Microsoft co-founder and philanthropist Bill Gates and his foundation have donated $100 million to combat the coronavirus pandemic. Gates spoke to "CBS This Morning" co-host Anthony Mason about what he thinks can be done.
"Oh my God, yes, you know, look, there's no traffic on the bridge. And oh yeah, my first meeting is on that computer screen… and somebody's gonna leave some food, but I won't see them," he said, paraphrasing his daily inner monologue.
"This is super dramatic. You know, I use computer screens a lot. And I think about pandemics a lot. And even so, I can hardly believe we're in this situation," he said.
Mason: You also talked in 2015 about the potential economic consequences of this… How concerned are you about the resiliency of the American economy?
Gates: Well, the economy is being hurt… It's great that Congress has acted. We probably'll need to do more there …But you know, the economy can return in a way that people who get sick and die cannot.
Mason: You've been in touch with leaders in Washington. Have you talked with the president about this?
Gates: I've not talked directly to the president. Our foundation is trying to be as helpful in a very constructive way as possible. And that's why I've talked to the head of the pharmaceutical companies. We've talked to a lot of the agencies, including CDC and NIH about how we work together on the vaccine and the drugs.
Mason: …is there anything that's really surprised you about what's happened?

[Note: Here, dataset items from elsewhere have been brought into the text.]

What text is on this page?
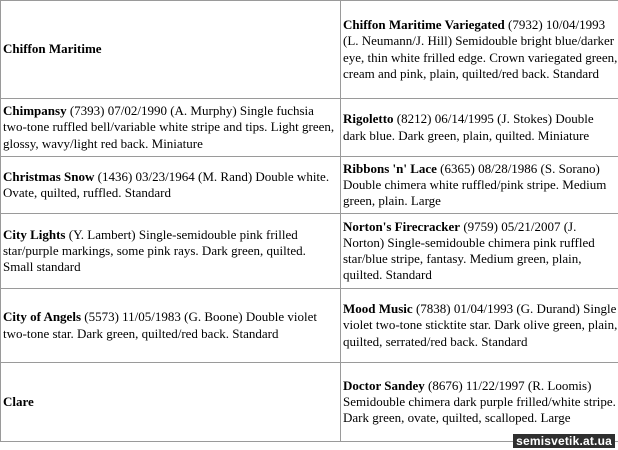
Chiffon Maritime	Chiffon Maritime Variegated (7932) 10/04/1993 (L. Neumann/J. Hill) Semidouble bright blue/darker eye, thin white frilled edge. Crown variegated green, cream and pink, plain, quilted/red back. Standard
Chimpansy (7393) 07/02/1990 (A. Murphy) Single fuchsia two-tone ruffled bell/variable white stripe and tips. Light green, glossy, wavy/light red back. Miniature	Rigoletto (8212) 06/14/1995 (J. Stokes) Double dark blue. Dark green, plain, quilted. Miniature
Christmas Snow (1436) 03/23/1964 (M. Rand) Double white. Ovate, quilted, ruffled. Standard	Ribbons 'n' Lace (6365) 08/28/1986 (S. Sorano) Double chimera white ruffled/pink stripe. Medium green, plain. Large
City Lights (Y. Lambert) Single-semidouble pink frilled star/purple markings, some pink rays. Dark green, quilted. Small standard	Norton's Firecracker (9759) 05/21/2007 (J. Norton) Single-semidouble chimera pink ruffled star/blue stripe, fantasy. Medium green, plain, quilted. Standard
City of Angels (5573) 11/05/1983 (G. Boone) Double violet two-tone star. Dark green, quilted/red back. Standard	Mood Music (7838) 01/04/1993 (G. Durand) Single violet two-tone sticktite star. Dark olive green, plain, quilted, serrated/red back. Standard
Clare	Doctor Sandey (8676) 11/22/1997 (R. Loomis) Semidouble chimera dark purple frilled/white stripe. Dark green, ovate, quilted, scalloped. Large
semisvetik.at.ua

Gates: You know, I thought we would respond a bit faster. …what we're doing, how we're having to change the economy here in order to drop the number of cases, it's, you know, it's really unprecedented… Even the issue of once you get the cases numbers down… but what does opening up look like? You know, which activities have, like schools, have such benefit and can be done in a way that the risk of transmission is very low?

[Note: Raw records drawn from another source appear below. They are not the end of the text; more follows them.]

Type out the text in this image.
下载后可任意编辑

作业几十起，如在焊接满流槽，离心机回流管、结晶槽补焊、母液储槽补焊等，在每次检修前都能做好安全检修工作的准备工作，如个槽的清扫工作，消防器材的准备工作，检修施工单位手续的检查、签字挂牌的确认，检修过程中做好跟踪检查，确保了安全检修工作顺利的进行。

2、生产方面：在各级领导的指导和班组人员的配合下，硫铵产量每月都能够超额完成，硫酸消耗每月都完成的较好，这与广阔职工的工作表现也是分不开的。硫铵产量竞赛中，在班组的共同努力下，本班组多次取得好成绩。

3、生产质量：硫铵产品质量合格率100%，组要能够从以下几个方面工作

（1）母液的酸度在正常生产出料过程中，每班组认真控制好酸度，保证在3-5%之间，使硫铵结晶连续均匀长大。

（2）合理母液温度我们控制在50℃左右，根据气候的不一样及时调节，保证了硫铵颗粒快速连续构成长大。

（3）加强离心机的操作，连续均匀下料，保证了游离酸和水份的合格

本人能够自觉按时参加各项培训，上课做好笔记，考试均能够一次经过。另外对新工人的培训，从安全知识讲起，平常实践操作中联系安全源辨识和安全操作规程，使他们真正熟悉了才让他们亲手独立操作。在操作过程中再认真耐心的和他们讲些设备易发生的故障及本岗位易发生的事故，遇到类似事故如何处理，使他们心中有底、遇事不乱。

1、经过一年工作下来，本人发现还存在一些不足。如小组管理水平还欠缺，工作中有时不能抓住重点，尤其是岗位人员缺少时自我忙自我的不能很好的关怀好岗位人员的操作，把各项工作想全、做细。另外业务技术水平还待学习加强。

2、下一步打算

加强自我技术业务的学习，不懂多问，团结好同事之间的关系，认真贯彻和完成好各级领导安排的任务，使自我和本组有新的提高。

Gates: And which activities, like mass gatherings, may be— in a certain sense— more optional. And so until you're widely vaccinated, those may not come back at all.
Mason: Do you think we're gonna think about pandemics differently from now on?
Gates: Well, that is for sure. You know, there were a few movies— they weren't that popular— about this. And to make them at least a little bit popular, they usually had some miracle happen at the end where some hero, you know, invented something and, boom, everything was back to normal… No, the awareness of this is a threat, and probably the biggest threat to, you know, kill tens of millions of people. That will be permanently embedded. So this time, I do think we will get ourselves ready for the next pandemic.
Mason: Have you had any trouble getting adjusted to social distancing at home?
Gates: Yeah, I find it so disconcerting to wake up every morning and think, "Well, that was a strange dream I had," and then say, "Oh my God, yes, you know, look, there's no traffic on the bridge. And oh yeah, my first meeting is on that computer screen… and somebody's gonna leave some food, but I won't see them." This is super dramatic. You know, I use computer screens a lot. And I think about pandemics a lot. And even so, I can hardly believe we're in this situation.